{smcl}
{* *! version 2.0.2 04jul2012}{...}
{cmd:help mfpigen}{right: Patrick Royston}
{hline}
{title:Title}
{p2colset 5 16 18 2}{...}
{p2col :{hi:mfpigen} {hline 2}}Modelling interactions between pairs of covariates{p_end}
{p2colreset}{...}
{title:Syntax}
{p 8 12 2}
{cmd:mfpigen}
[, {it:options}]
{cmd::}
{it:regression_cmd}
[{it:yvar}]
{it:mainvarlist}
{ifin}
{weight}
[{cmd:,}
{it:regression_cmd_options}]
{pstd}
{marker syntax}where
{phang}
{it:regression_cmd} may be
{helpb clogit},
{helpb cnreg},
{helpb glm},
{helpb intreg},
{helpb logistic},
{helpb logit},
{helpb mlogit},
{helpb nbreg},
{helpb ologit},
{helpb oprobit},
{helpb poisson},
{helpb probit},
{helpb qreg},
{helpb regress},
{helpb rreg},
{helpb stcox},
{helpb stpm2} (if installed),
{helpb streg},
{helpb xtgee}.
{synoptset 24}{...}
{marker mfpigen_options}{...}
{synopthdr :options}
{synoptline}
{synopt :{opt ag:ainst(against_var)}}variable to plot interaction function against{p_end}
{synopt :{opt al:pha(alpha_list)}}significance level(s) for selecting FP functions of continuous predictors{p_end}
{synopt :{opt df(df_list)}}degrees of freedom for FP functions of continuous predictors{p_end}
{synopt :{opt for:ward(#)}}forward selection of interaction(s) (linear terms only){p_end}
{synopt :{opt fpl:ot([%]list)}}define plotting values for an interaction{p_end}
{synopt :{opt lin:adj(xvarlist_lin)}}adjust for linear effects of variables in {it:xvarlist_lin}{p_end}
{synopt :{opt int:eractions(intlist)}}adjust for predefined interactions{p_end}
{synopt :{opt mfpa:dj(xvarlist_mfp)}}adjust for effects of variables in {it:xvarlist_mfp}, as selected by {cmd:mfp}{p_end}
{synopt :{opt nomfp}}prevent MFP being applied to variables in {it:mainvarlist}{p_end}
{synopt :{opt nover:bose}}suppresses the display of interaction results{p_end}
{synopt :{opt out:come(outcome)}}outcome for prediction ({it:regression_cmd} = {cmd:mlogit} only){p_end}
{synopt :{opt plot:opts(plot_options)}}options for {cmd:graph twoway}{p_end}
{synopt :{opt pv:alue(#)}}P-value for screening interactions{p_end}
{synopt :{opt sel:ect(select_list)}}significance level for selecting variables{p_end}
{synopt :{opt se}}standard error of predicted functions (see {opt fplot()}){p_end}
{synopt :{it:mfp_options}}options for {cmd:mfp}, excluding {cmd:select()}, {cmd:alpha()}, {cmd:df()}
(which are described separately, see above){p_end}
{synopt :{it:regression_cmd_options}}options for {it:regression_cmd}{p_end}
{synoptline}
{p2colreset}{...}
{phang}
All weight types supported by {it:regression_cmd} are allowed; see
{help weight}.{p_end}
{phang}
{it:yvar} is not allowed for {opt streg}, {opt stcox} and {opt stpm2};
for these commands, you must first {helpb stset} your data.
{title:Description}
{pstd}
{cmd:mfpigen} is designed to investigate interactions between each
pair of covariates in {it:mainvarlist}. Typically these are continuous covariates,
but linear effects of binary or categorical covariates are allowed.
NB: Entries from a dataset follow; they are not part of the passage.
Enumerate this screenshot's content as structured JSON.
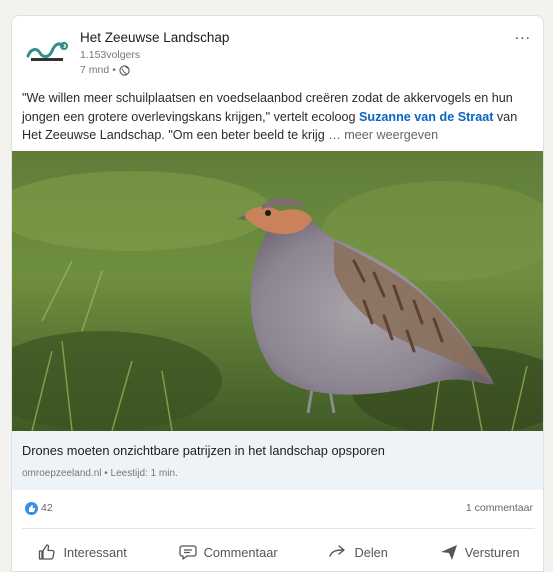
{
  "post": {
    "author": "Het Zeeuwse Landschap",
    "followers": "1.153volgers",
    "age": "7 mnd",
    "separator": "•",
    "text_part1": "\"We willen meer schuilplaatsen en voedselaanbod creëren zodat de akkervogels en hun jongen een grotere overlevingskans krijgen,\" vertelt ecoloog ",
    "mention": "Suzanne van de Straat",
    "text_part2": " van Het Zeeuwse Landschap. \"Om een beter beeld te krijg",
    "see_more": "… meer weergeven",
    "more_icon": "..."
  },
  "link_preview": {
    "title": "Drones moeten onzichtbare patrijzen in het landschap opsporen",
    "source": "omroepzeeland.nl • Leestijd: 1 min."
  },
  "social": {
    "likes": "42",
    "comments": "1 commentaar"
  },
  "actions": {
    "like": "Interessant",
    "comment": "Commentaar",
    "share": "Delen",
    "send": "Versturen"
  },
  "colors": {
    "accent": "#0a66c2",
    "like_badge": "#378fe9",
    "link_box_bg": "#eef3f8"
  }
}
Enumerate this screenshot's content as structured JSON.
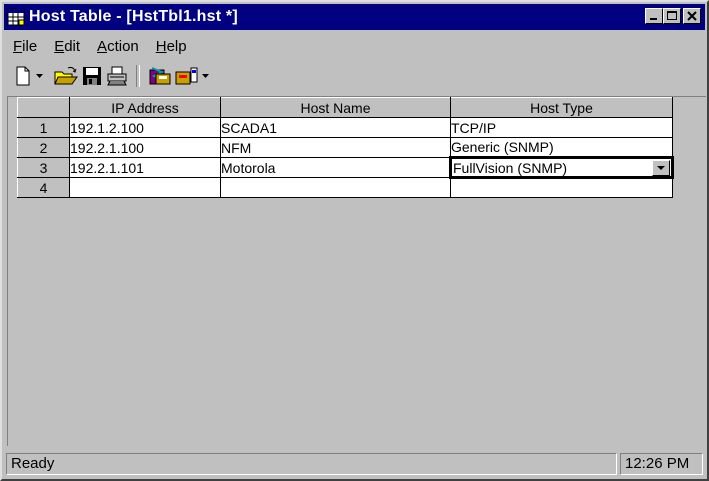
{
  "window": {
    "title": "Host Table - [HstTbl1.hst *]"
  },
  "menu": {
    "items": [
      {
        "accel": "F",
        "rest": "ile"
      },
      {
        "accel": "E",
        "rest": "dit"
      },
      {
        "accel": "A",
        "rest": "ction"
      },
      {
        "accel": "H",
        "rest": "elp"
      }
    ]
  },
  "toolbar": {
    "icons": [
      "new-document-icon",
      "dropdown-arrow-icon",
      "open-folder-icon",
      "save-disk-icon",
      "print-icon",
      "host-import-icon",
      "host-connect-icon",
      "dropdown-arrow-icon"
    ]
  },
  "grid": {
    "headers": [
      "IP Address",
      "Host Name",
      "Host Type"
    ],
    "rows": [
      {
        "num": "1",
        "ip": "192.1.2.100",
        "name": "SCADA1",
        "type": "TCP/IP"
      },
      {
        "num": "2",
        "ip": "192.2.1.100",
        "name": "NFM",
        "type": "Generic (SNMP)"
      },
      {
        "num": "3",
        "ip": "192.2.1.101",
        "name": "Motorola",
        "type": "FullVision (SNMP)"
      },
      {
        "num": "4",
        "ip": "",
        "name": "",
        "type": ""
      }
    ]
  },
  "status": {
    "message": "Ready",
    "time": "12:26 PM"
  },
  "colors": {
    "titlebar": "#000080",
    "face": "#c0c0c0"
  }
}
Factor variables
are supported. Fractional polynomials are used to model the main
effects of continuous variables. The statistical significance of each
interaction between pairs of selected FP (or linear) functions is reported.
{pstd}
For each pair of variables in {it:mainvarlist}, {cmd:mfpigen} applies {help mfp}
to the remaining variables in {it:mainvarlist} and also to variables defined by
{opt mfpadj(xvarlist_mfp)} to select a `confounder model' which is used to
adjust an interaction model for possible confounding by other covariates.
Variables defined by {opt linadj(xvarlist_lin)} are included as linear in
the confounder part of the model, and are included in every model.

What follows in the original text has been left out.